The Melbourne Cup trophy has made a brief stopover at a Sydney primary school where it may just have inspired a new generation of kids into the racing industry.
The Cup, a hand-riveted $175,000 creation by Hardy Brothers, was brought to West Ryde Primary School in Sydney's north west on Tuesday as part of a national tour of local communities to celebrate the race that will stop a nation on November 6.
The school's grounds were transformed into a mini racecourse, hosting jockey races, celebratory podiums and high-tea marquees for teachers and parents.
Students and parents were given the opportunity to handle the Cup - wearing protective silk gloves, of course.
Ten-year-old Alex Whitney was among the lucky few given the opportunity to hold the Cup.
He said he was excited about the upcoming race and would select a horse based on its name.
"If I win, I'll put the money in the bank," he said.
Former champion jockey Greg Hall delivered a speech to the pupils recounting his excitement in winning the coveted Cup in 1992 aboard Subzero.
"You've got so many emotions running through you and it's sort of unexplainable," he told AAP afterwards.
"As a kid you always dream of winning one, but your dreams don't often come true. To win it is fantastic."
Hall said the tour was important in educating and inspiring a new generation into the industry.
"You never know, one day one of these kids might be a jockey and say, `I remember when I was eight years of age and I'd seen that Melbourne Cup'.

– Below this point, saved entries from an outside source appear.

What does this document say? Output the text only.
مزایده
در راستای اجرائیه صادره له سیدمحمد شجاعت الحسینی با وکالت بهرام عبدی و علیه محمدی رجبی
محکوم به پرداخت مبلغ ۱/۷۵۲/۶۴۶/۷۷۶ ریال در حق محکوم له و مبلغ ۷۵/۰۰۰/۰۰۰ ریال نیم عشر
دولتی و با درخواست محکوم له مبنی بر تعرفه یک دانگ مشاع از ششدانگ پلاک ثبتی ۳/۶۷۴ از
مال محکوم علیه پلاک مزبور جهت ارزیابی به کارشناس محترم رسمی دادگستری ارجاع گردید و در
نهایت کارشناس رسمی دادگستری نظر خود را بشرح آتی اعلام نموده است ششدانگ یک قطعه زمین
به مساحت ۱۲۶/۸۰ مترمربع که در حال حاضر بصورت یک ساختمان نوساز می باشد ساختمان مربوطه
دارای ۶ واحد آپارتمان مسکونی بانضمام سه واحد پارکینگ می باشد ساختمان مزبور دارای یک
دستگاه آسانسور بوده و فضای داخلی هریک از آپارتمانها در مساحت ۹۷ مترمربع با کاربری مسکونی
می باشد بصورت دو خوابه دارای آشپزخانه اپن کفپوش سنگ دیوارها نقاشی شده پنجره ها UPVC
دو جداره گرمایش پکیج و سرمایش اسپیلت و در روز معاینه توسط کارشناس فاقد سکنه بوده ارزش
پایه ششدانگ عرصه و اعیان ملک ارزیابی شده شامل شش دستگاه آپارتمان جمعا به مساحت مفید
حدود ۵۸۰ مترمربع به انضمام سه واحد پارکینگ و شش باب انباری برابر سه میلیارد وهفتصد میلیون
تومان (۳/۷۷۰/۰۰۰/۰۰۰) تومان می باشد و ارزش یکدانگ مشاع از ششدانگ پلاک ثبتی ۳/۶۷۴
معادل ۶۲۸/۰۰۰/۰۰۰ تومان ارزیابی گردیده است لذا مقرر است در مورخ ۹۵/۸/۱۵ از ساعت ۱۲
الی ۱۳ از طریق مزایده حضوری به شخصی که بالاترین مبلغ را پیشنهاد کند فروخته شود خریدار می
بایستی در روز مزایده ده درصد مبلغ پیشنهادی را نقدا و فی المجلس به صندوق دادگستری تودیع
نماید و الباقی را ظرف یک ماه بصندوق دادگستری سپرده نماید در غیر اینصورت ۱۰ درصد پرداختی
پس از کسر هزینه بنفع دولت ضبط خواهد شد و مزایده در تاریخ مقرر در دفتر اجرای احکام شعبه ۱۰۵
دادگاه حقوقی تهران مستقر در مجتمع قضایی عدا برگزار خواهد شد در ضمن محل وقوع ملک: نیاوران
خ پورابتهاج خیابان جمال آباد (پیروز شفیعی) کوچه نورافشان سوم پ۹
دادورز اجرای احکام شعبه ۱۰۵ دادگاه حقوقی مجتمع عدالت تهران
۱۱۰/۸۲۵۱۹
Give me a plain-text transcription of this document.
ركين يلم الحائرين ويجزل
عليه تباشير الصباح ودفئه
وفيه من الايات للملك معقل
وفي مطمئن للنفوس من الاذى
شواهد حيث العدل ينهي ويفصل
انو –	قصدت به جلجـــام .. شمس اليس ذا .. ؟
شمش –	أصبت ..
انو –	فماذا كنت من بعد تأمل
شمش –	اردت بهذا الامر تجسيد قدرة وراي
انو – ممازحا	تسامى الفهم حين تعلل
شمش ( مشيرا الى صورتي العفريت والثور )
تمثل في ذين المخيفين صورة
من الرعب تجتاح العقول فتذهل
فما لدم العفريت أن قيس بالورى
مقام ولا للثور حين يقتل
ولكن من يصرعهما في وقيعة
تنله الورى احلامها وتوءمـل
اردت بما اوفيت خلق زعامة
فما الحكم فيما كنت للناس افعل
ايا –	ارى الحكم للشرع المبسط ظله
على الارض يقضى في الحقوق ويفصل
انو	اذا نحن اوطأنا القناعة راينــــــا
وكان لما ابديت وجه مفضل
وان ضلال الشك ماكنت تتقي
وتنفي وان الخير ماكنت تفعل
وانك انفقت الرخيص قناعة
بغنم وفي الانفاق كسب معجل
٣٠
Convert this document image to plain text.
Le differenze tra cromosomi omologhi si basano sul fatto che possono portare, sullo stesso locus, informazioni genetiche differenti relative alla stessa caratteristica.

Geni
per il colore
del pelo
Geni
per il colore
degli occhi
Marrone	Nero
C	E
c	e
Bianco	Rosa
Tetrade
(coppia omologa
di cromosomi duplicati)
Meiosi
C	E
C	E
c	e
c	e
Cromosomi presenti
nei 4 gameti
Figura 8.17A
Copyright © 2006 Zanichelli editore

"It might be a good story, wouldn't it, if one of these kids won one."
But he was concerned there could be a lack of jockeys in the future.

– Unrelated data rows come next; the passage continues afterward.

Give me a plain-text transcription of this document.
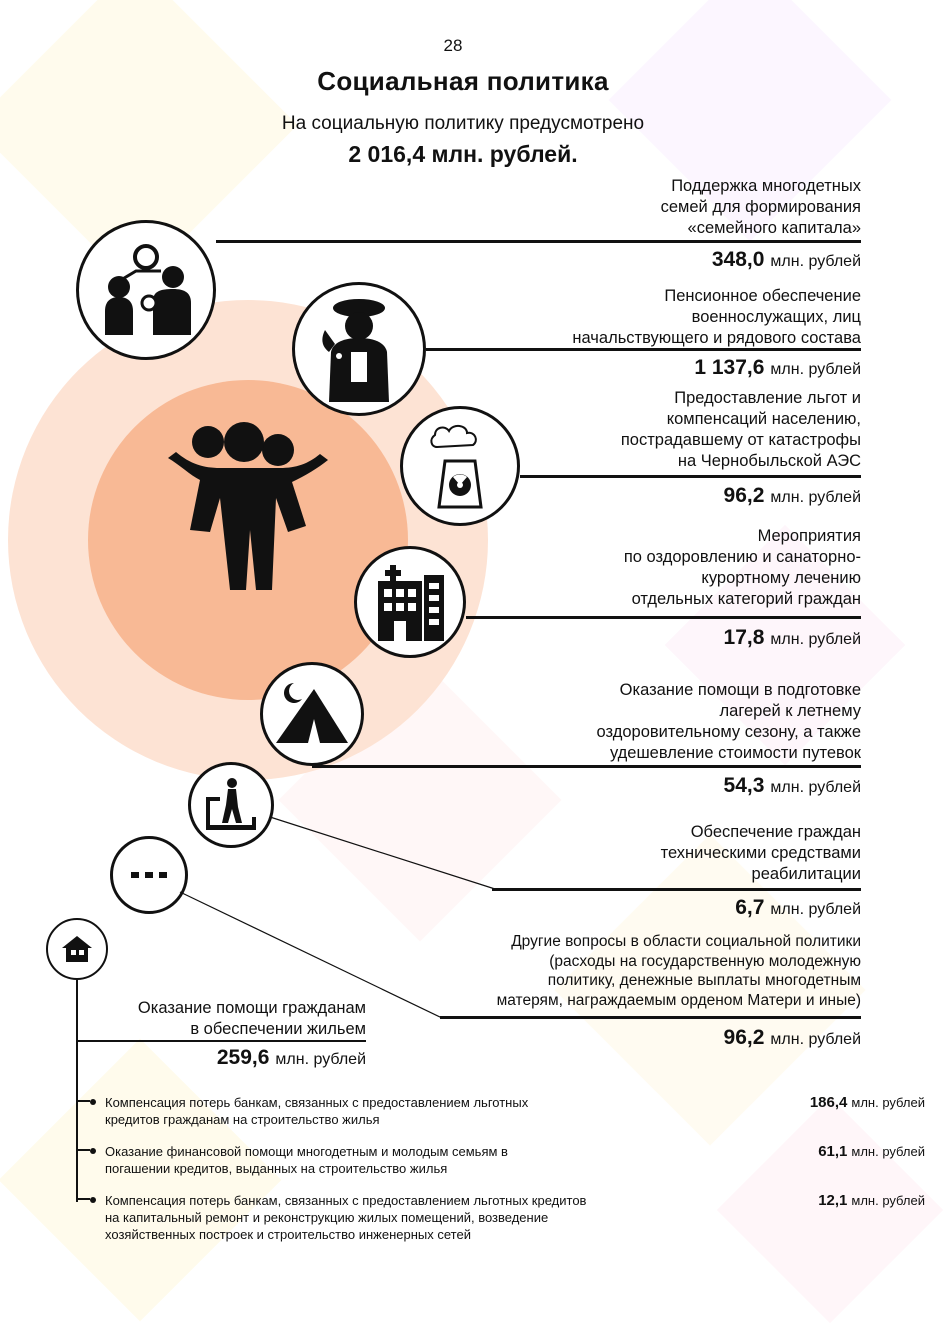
28
Социальная политика
На социальную политику предусмотрено
2 016,4 млн. рублей.
Поддержка многодетных
семей для формирования
«семейного капитала»
348,0 млн. рублей
Пенсионное обеспечение
военнослужащих, лиц
начальствующего и рядового состава
1 137,6 млн. рублей
Предоставление льгот и
компенсаций населению,
пострадавшему от катастрофы
на Чернобыльской АЭС
96,2 млн. рублей
Мероприятия
по оздоровлению и санаторно-
курортному лечению
отдельных категорий граждан
17,8 млн. рублей
Оказание помощи в подготовке
лагерей к летнему
оздоровительному сезону, а также
удешевление стоимости путевок
54,3 млн. рублей
Обеспечение граждан
техническими средствами
реабилитации
6,7 млн. рублей
Другие вопросы в области социальной политики
(расходы на государственную молодежную
политику, денежные выплаты многодетным
матерям, награждаемым орденом Матери и иные)
96,2 млн. рублей
Оказание помощи гражданам
в обеспечении жильем
259,6 млн. рублей
Компенсация потерь банкам, связанных с предоставлением льготных
кредитов гражданам на строительство жилья
186,4 млн. рублей
Оказание финансовой помощи многодетным и молодым семьям в
погашении кредитов, выданных на строительство жилья
61,1 млн. рублей
Компенсация потерь банкам, связанных с предоставлением льготных кредитов
на капитальный ремонт и реконструкцию жилых помещений, возведение
хозяйственных построек и строительство инженерных сетей
12,1 млн. рублей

"It's not an easy gig being a jockey and kids these days are quite big...it's all about computers and playstations," Hall said.

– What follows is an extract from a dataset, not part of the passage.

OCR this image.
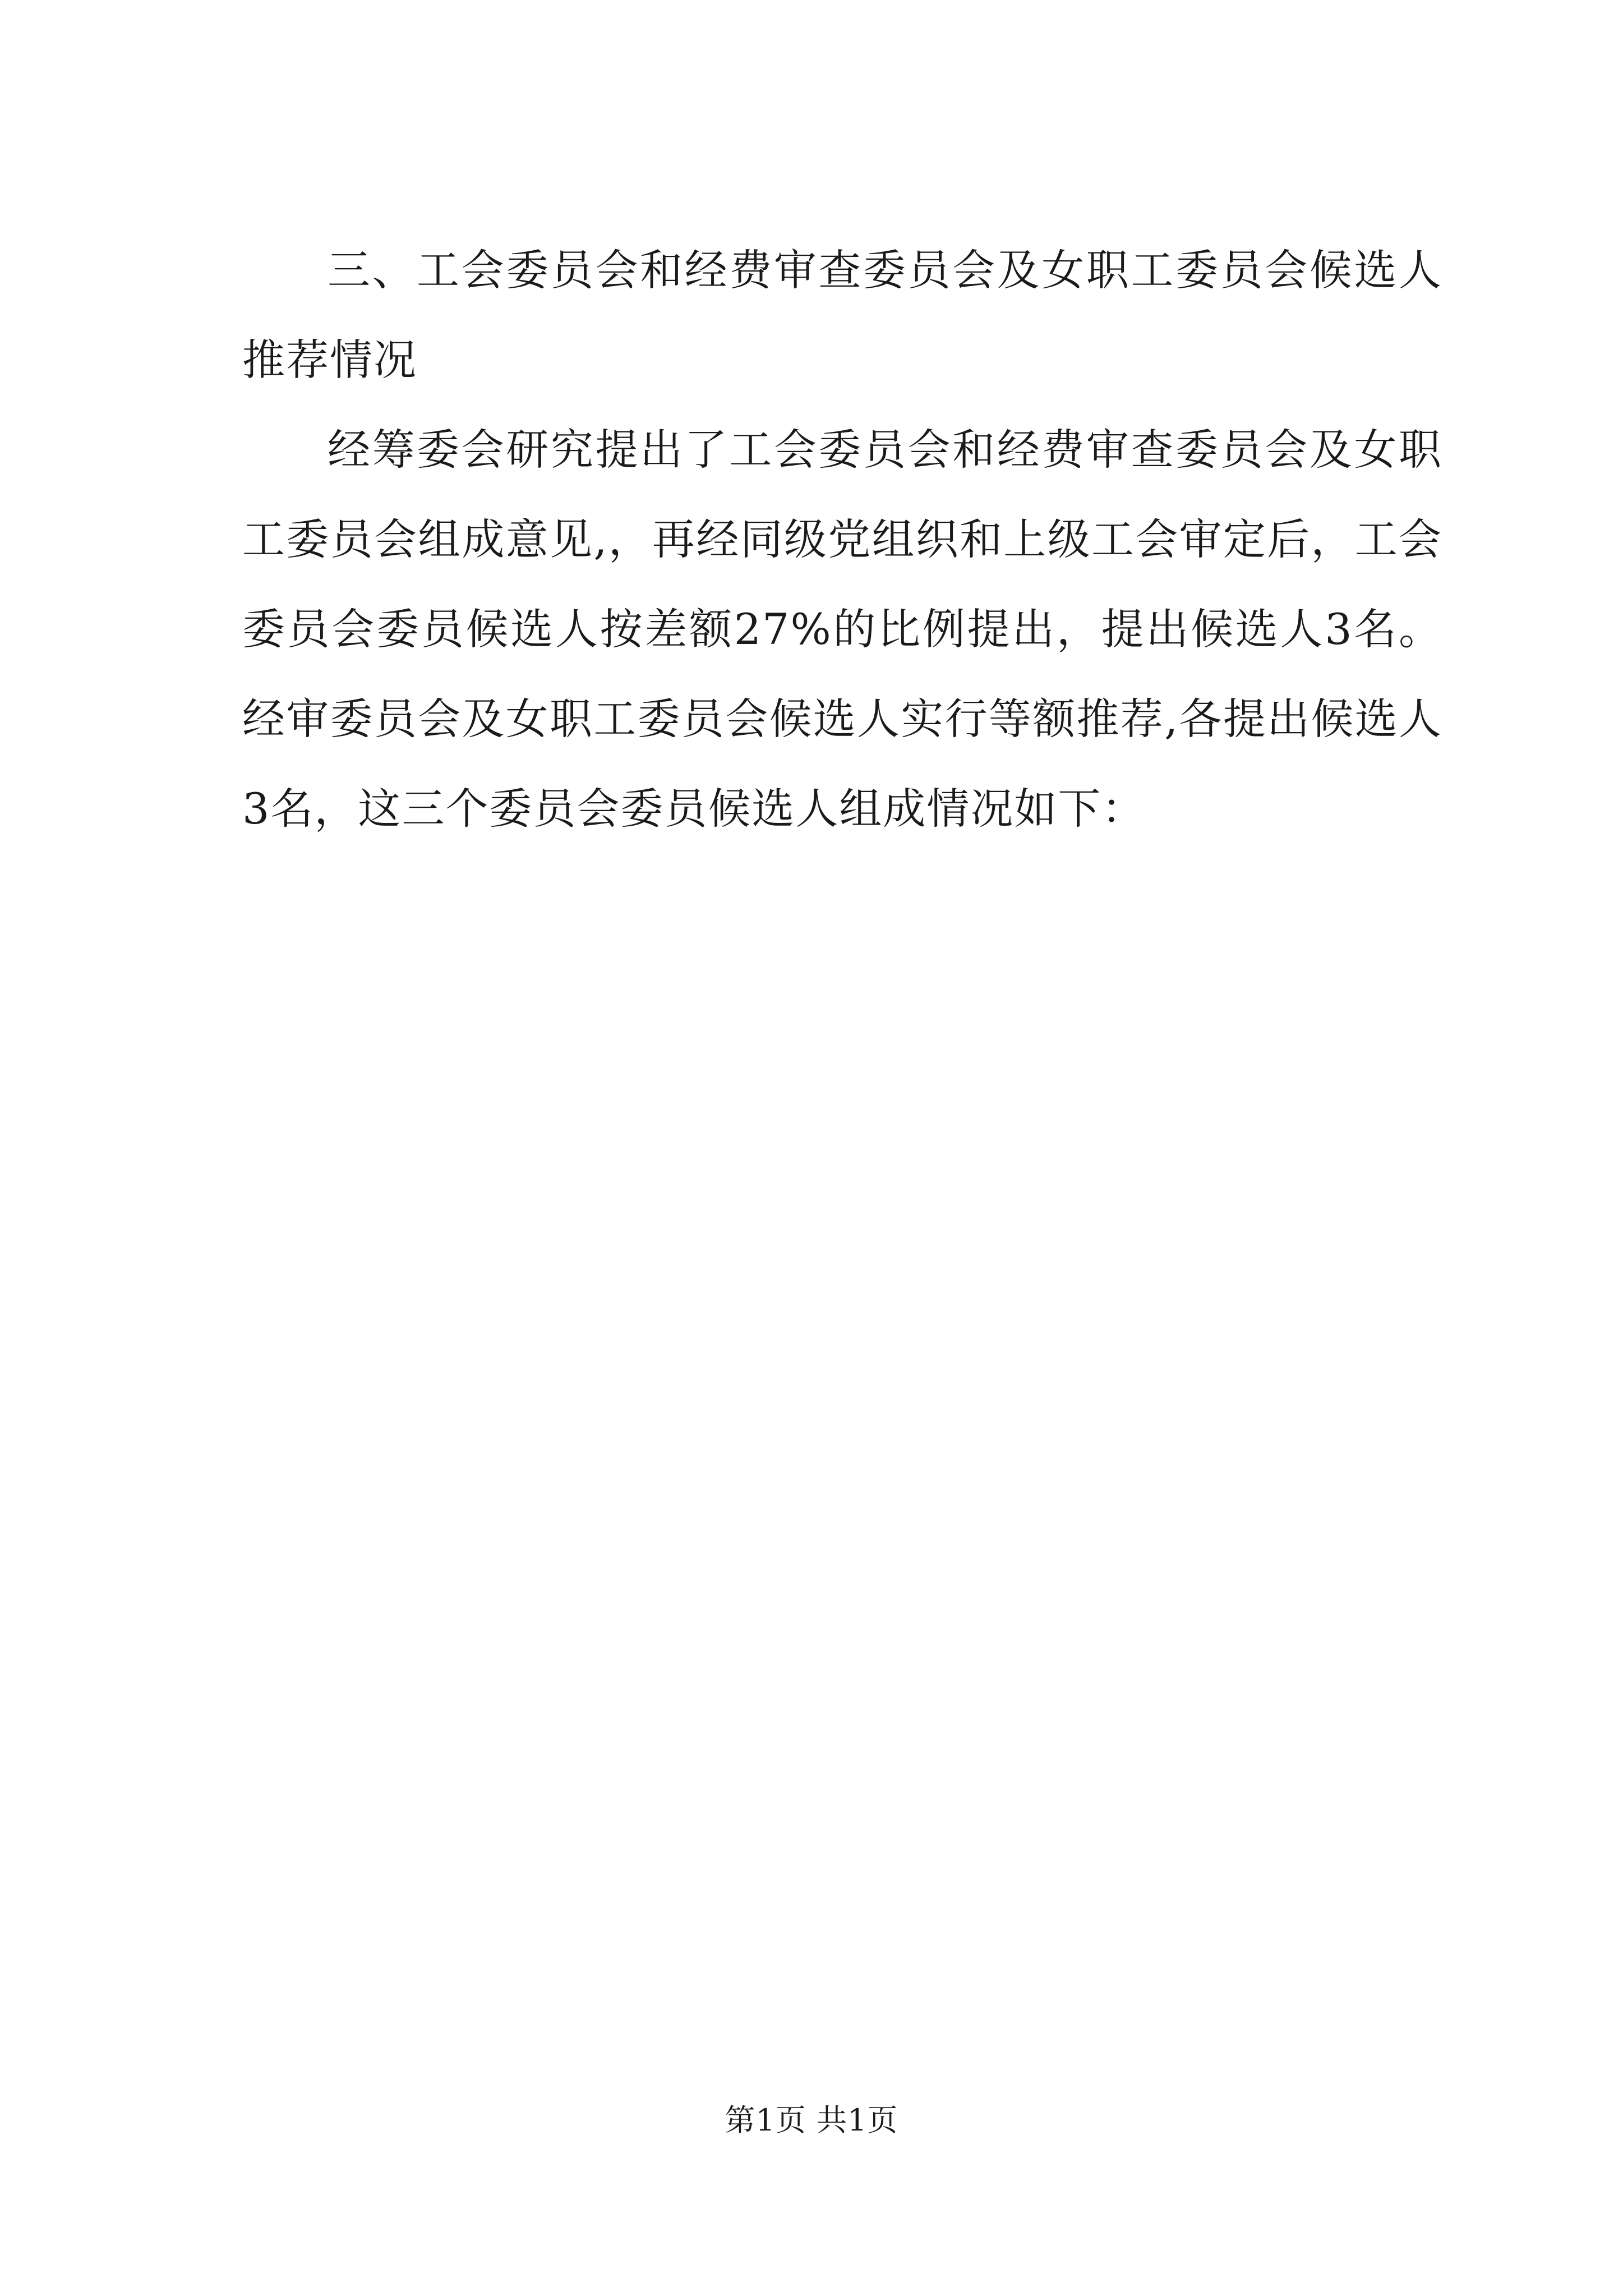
三、工会委员会和经费审查委员会及女职工委员会候选人推荐情况

经筹委会研究提出了工会委员会和经费审查委员会及女职工委员会组成意见,，再经同级党组织和上级工会审定后，工会委员会委员候选人按差额27%的比例提出，提出候选人3名。经审委员会及女职工委员会候选人实行等额推荐,各提出候选人3名，这三个委员会委员候选人组成情况如下：

第1页 共1页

"And you worry that you're not getting enough jockeys through the system."
He said it was a rarity to have racing `within the blood' but added he was confident his jockey son Nicholas could deliver a second Cup win for the family - either this year or in the future.
Nick Hall rides a lot of horses for owner Lloyd Williams who has several Cups chances this spring.
"I'm the only one with a Melbourne Cup at the moment, but I think Nick, my boy, might outdo me," Hall said.
"I'm pretty sure he'll win one. He'll have a decent ride too because of Lloyd Williams."
At the end of the stopover, the Cup may have had just the right effect on the pupils.
"I guess it has inspired the little kids, because they really seem to like the idea of horseriding," West Ryde Primary school captain Bhashine Baskaran said.